The large unknown, Mr. Bonner and others said, is whether Congress will provide the money in coming years to hire agents and whether the agency can bring in enough quality recruits to meet Mr. Bush's goals.

Although Congressional legislation authorized 2,000 more agents this year, the final budget wrangling left money for only 1,500. "It's going to be tough, and it's going to be a challenge, but we are confident we will be able to do it," said Maria Valencia, an agency spokeswoman. "But the money is the key part in all of this."

The Border Patrol traces its roots to a Texas Ranger named Jeff Milton, one of the last of the Old West gunslingers who gained fame as one of the men who helped hunt down Geronimo and patrolled the relatively newly drawn Mexican border in the 1880's with horse and pistol. A 1948 biography of him is subtitled "A Good Man With a Gun."

Its agents, some still riding horseback among the tumbleweeds, rely on an arsenal of guns and high-power weapons that surely would have awed Milton, as well as tools he could never have imagined: pilotless aerial drones, all-terrain vehicles, infrared night scopes, embedded motion sensors.
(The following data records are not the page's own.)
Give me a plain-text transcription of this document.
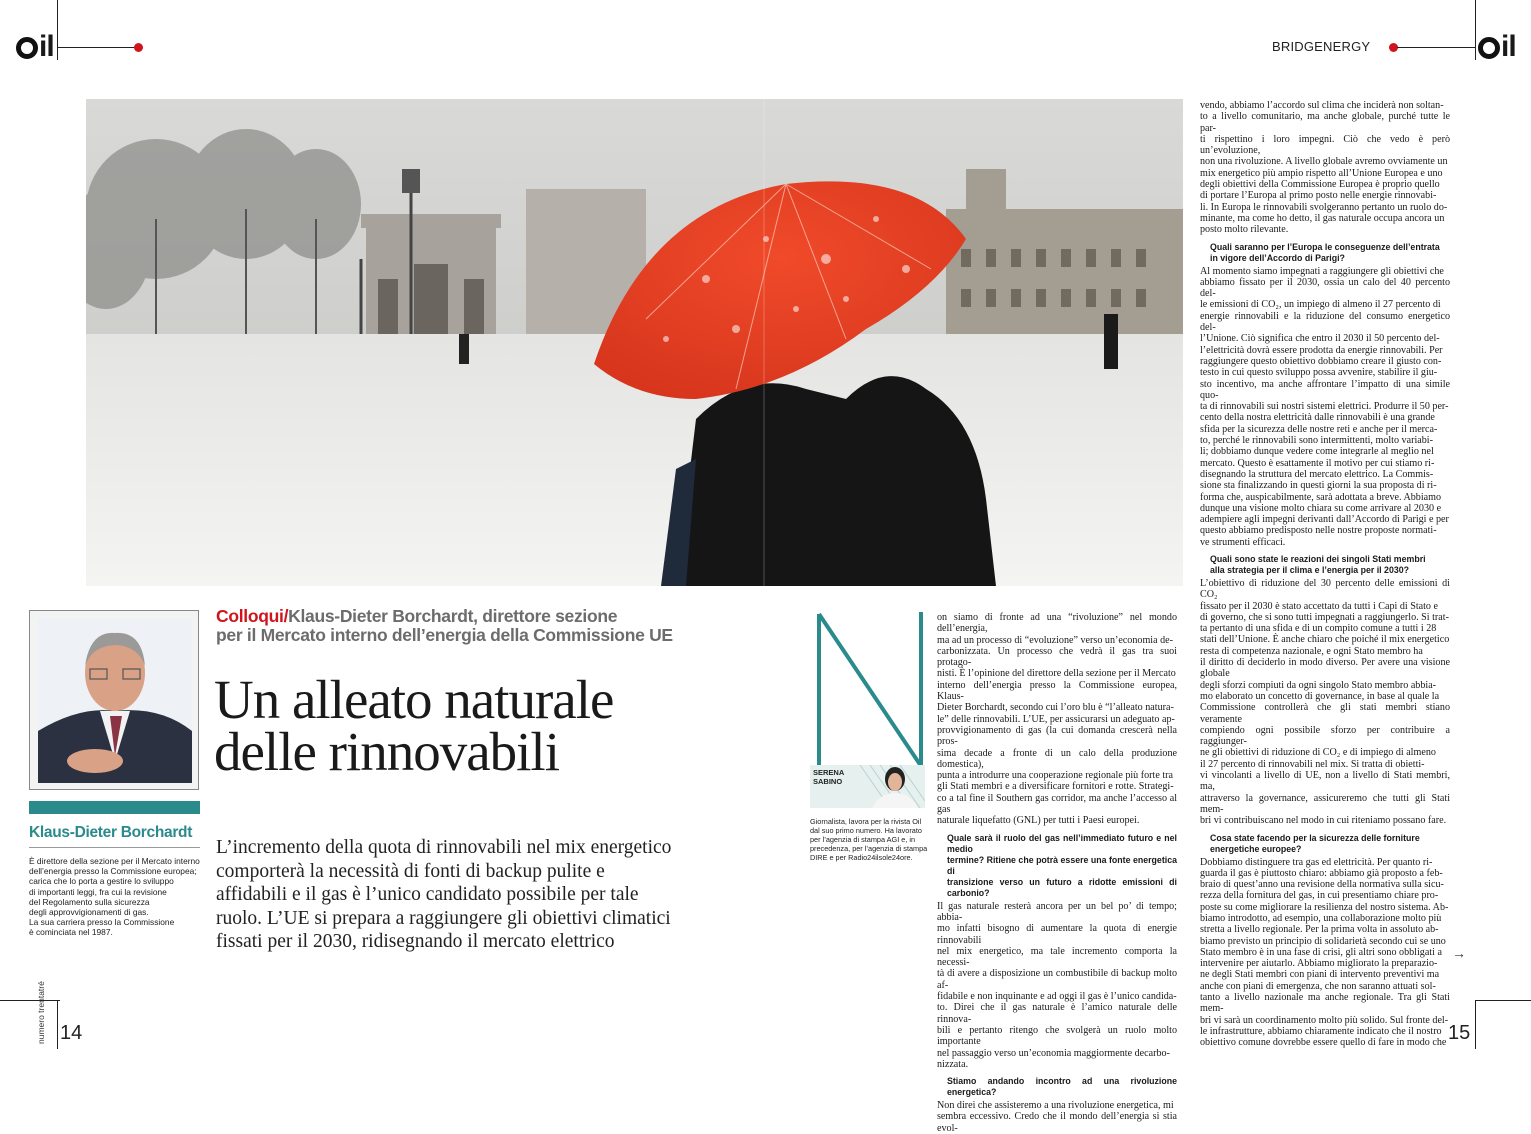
il	BRIDGENERGY	il
Klaus-Dieter Borchardt
È direttore della sezione per il Mercato interno
dell’energia presso la Commissione europea;
carica che lo porta a gestire lo sviluppo
di importanti leggi, fra cui la revisione
del Regolamento sulla sicurezza
degli approvvigionamenti di gas.
La sua carriera presso la Commissione
è cominciata nel 1987.
Colloqui/Klaus-Dieter Borchardt, direttore sezione
per il Mercato interno dell’energia della Commissione UE
Un alleato naturale
delle rinnovabili
L’incremento della quota di rinnovabili nel mix energetico
comporterà la necessità di fonti di backup pulite e
affidabili e il gas è l’unico candidato possibile per tale
ruolo. L’UE si prepara a raggiungere gli obiettivi climatici
fissati per il 2030, ridisegnando il mercato elettrico
SERENA
SABINO
Giornalista, lavora per la rivista Oil
dal suo primo numero. Ha lavorato
per l’agenzia di stampa AGI e, in
precedenza, per l’agenzia di stampa
DIRE e per Radio24ilsole24ore.
on siamo di fronte ad una “rivoluzione” nel mondo dell’energia,
ma ad un processo di “evoluzione” verso un’economia de-
carbonizzata. Un processo che vedrà il gas tra suoi protago-
nisti. È l’opinione del direttore della sezione per il Mercato
interno dell’energia presso la Commissione europea, Klaus-
Dieter Borchardt, secondo cui l’oro blu è “l’alleato natura-
le” delle rinnovabili. L’UE, per assicurarsi un adeguato ap-
provvigionamento di gas (la cui domanda crescerà nella pros-
sima decade a fronte di un calo della produzione domestica),
punta a introdurre una cooperazione regionale più forte tra
gli Stati membri e a diversificare fornitori e rotte. Strategi-
co a tal fine il Southern gas corridor, ma anche l’accesso al gas
naturale liquefatto (GNL) per tutti i Paesi europei.
Quale sarà il ruolo del gas nell’immediato futuro e nel medio
termine? Ritiene che potrà essere una fonte energetica di
transizione verso un futuro a ridotte emissioni di carbonio?
Il gas naturale resterà ancora per un bel po’ di tempo; abbia-
mo infatti bisogno di aumentare la quota di energie rinnovabili
nel mix energetico, ma tale incremento comporta la necessi-
tà di avere a disposizione un combustibile di backup molto af-
fidabile e non inquinante e ad oggi il gas è l’unico candida-
to. Direi che il gas naturale è l’amico naturale delle rinnova-
bili e pertanto ritengo che svolgerà un ruolo molto importante
nel passaggio verso un’economia maggiormente decarbo-
nizzata.
Stiamo andando incontro ad una rivoluzione energetica?
Non direi che assisteremo a una rivoluzione energetica, mi
sembra eccessivo. Credo che il mondo dell’energia si stia evol-
vendo, abbiamo l’accordo sul clima che inciderà non soltan-
to a livello comunitario, ma anche globale, purché tutte le par-
ti rispettino i loro impegni. Ciò che vedo è però un’evoluzione,
non una rivoluzione. A livello globale avremo ovviamente un
mix energetico più ampio rispetto all’Unione Europea e uno
degli obiettivi della Commissione Europea è proprio quello
di portare l’Europa al primo posto nelle energie rinnovabi-
li. In Europa le rinnovabili svolgeranno pertanto un ruolo do-
minante, ma come ho detto, il gas naturale occupa ancora un
posto molto rilevante.
Quali saranno per l’Europa le conseguenze dell’entrata
in vigore dell’Accordo di Parigi?
Al momento siamo impegnati a raggiungere gli obiettivi che
abbiamo fissato per il 2030, ossia un calo del 40 percento del-
le emissioni di CO₂, un impiego di almeno il 27 percento di
energie rinnovabili e la riduzione del consumo energetico del-
l’Unione. Ciò significa che entro il 2030 il 50 percento del-
l’elettricità dovrà essere prodotta da energie rinnovabili. Per
raggiungere questo obiettivo dobbiamo creare il giusto con-
testo in cui questo sviluppo possa avvenire, stabilire il giu-
sto incentivo, ma anche affrontare l’impatto di una simile quo-
ta di rinnovabili sui nostri sistemi elettrici. Produrre il 50 per-
cento della nostra elettricità dalle rinnovabili è una grande
sfida per la sicurezza delle nostre reti e anche per il merca-
to, perché le rinnovabili sono intermittenti, molto variabi-
li; dobbiamo dunque vedere come integrarle al meglio nel
mercato. Questo è esattamente il motivo per cui stiamo ri-
disegnando la struttura del mercato elettrico. La Commis-
sione sta finalizzando in questi giorni la sua proposta di ri-
forma che, auspicabilmente, sarà adottata a breve. Abbiamo
dunque una visione molto chiara su come arrivare al 2030 e
adempiere agli impegni derivanti dall’Accordo di Parigi e per
questo abbiamo predisposto nelle nostre proposte normati-
ve strumenti efficaci.
Quali sono state le reazioni dei singoli Stati membri
alla strategia per il clima e l’energia per il 2030?
L’obiettivo di riduzione del 30 percento delle emissioni di CO₂
fissato per il 2030 è stato accettato da tutti i Capi di Stato e
di governo, che si sono tutti impegnati a raggiungerlo. Si trat-
ta pertanto di una sfida e di un compito comune a tutti i 28
stati dell’Unione. È anche chiaro che poiché il mix energetico
resta di competenza nazionale, e ogni Stato membro ha
il diritto di deciderlo in modo diverso. Per avere una visione globale
degli sforzi compiuti da ogni singolo Stato membro abbia-
mo elaborato un concetto di governance, in base al quale la
Commissione controllerà che gli stati membri stiano veramente
compiendo ogni possibile sforzo per contribuire a raggiunger-
ne gli obiettivi di riduzione di CO₂ e di impiego di almeno
il 27 percento di rinnovabili nel mix. Si tratta di obietti-
vi vincolanti a livello di UE, non a livello di Stati membri, ma,
attraverso la governance, assicureremo che tutti gli Stati mem-
bri vi contribuiscano nel modo in cui riteniamo possano fare.
Cosa state facendo per la sicurezza delle forniture
energetiche europee?
Dobbiamo distinguere tra gas ed elettricità. Per quanto ri-
guarda il gas è piuttosto chiaro: abbiamo già proposto a feb-
braio di quest’anno una revisione della normativa sulla sicu-
rezza della fornitura del gas, in cui presentiamo chiare pro-
poste su come migliorare la resilienza del nostro sistema. Ab-
biamo introdotto, ad esempio, una collaborazione molto più
stretta a livello regionale. Per la prima volta in assoluto ab-
biamo previsto un principio di solidarietà secondo cui se uno
Stato membro è in una fase di crisi, gli altri sono obbligati a
intervenire per aiutarlo. Abbiamo migliorato la preparazio-
ne degli Stati membri con piani di intervento preventivi ma
anche con piani di emergenza, che non saranno attuati sol-
tanto a livello nazionale ma anche regionale. Tra gli Stati mem-
bri vi sarà un coordinamento molto più solido. Sul fronte del-
le infrastrutture, abbiamo chiaramente indicato che il nostro
obiettivo comune dovrebbe essere quello di fare in modo che
→
numero trentatré 14	15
These days, the job still attracts applicants with a bit of cowboy in them, people who enjoy the outdoors and do not mind the often rough-and-tumble borderlands.

Devin Harshbarger, 25, is in his first two months on the job at the Casa Grande station 50 miles southeast of here, some 700 miles from his hometown, Cheyenne, Wyo.

"After 9/11, I wanted to do my part to help keep terrorists out," Agent Harshbarger said, adding that he was also drawn to working outdoors.

The job also attracts people motivated by the immigration debate.

Adolfo Diaz, 30, an Air Force veteran who is another new recruit, said he got tired of illegal immigrants crossing his family ranch near the Arizona-Mexico border.

"Individuals have come to the house, and they have threatened neighbors and families," Agent Diaz said. He described his first arrest, of some 25 people hiking across the desert, as scary because he and the two other agents were outnumbered.

But there is debate whether the new agents can significantly ebb the flow of people crossing the Mexican border, a never-ending stream that another new recruit, Christine Treviño, called "really crazy."

Last year, with 11,106 agents, the Border Patrol arrested 1.2 million people on charges of illegally crossing into the United States; in 1995, with 4,876 agents, it arrested 1.3 million. Arrests peaked in 2000, with 1.6 million made by 9,078 agents, and have swung up and down since even as the ranks of agents has swelled. The Border Patrol estimates that 98 percent of the arrests each year are made on the Mexico border and says a majority of the people detained are Mexicans who are returned to their country, usually within hours.

The data, and the mix of political, economic and social factors that contribute to illegal immigration, make it difficult to explain the erratic nature of apprehensions and undermine "the widely accepted assumption that border security will be automatically improved by the hiring of more agents," found an analysis by the Transactional Records Access Clearinghouse, a research group connected to Syracuse University.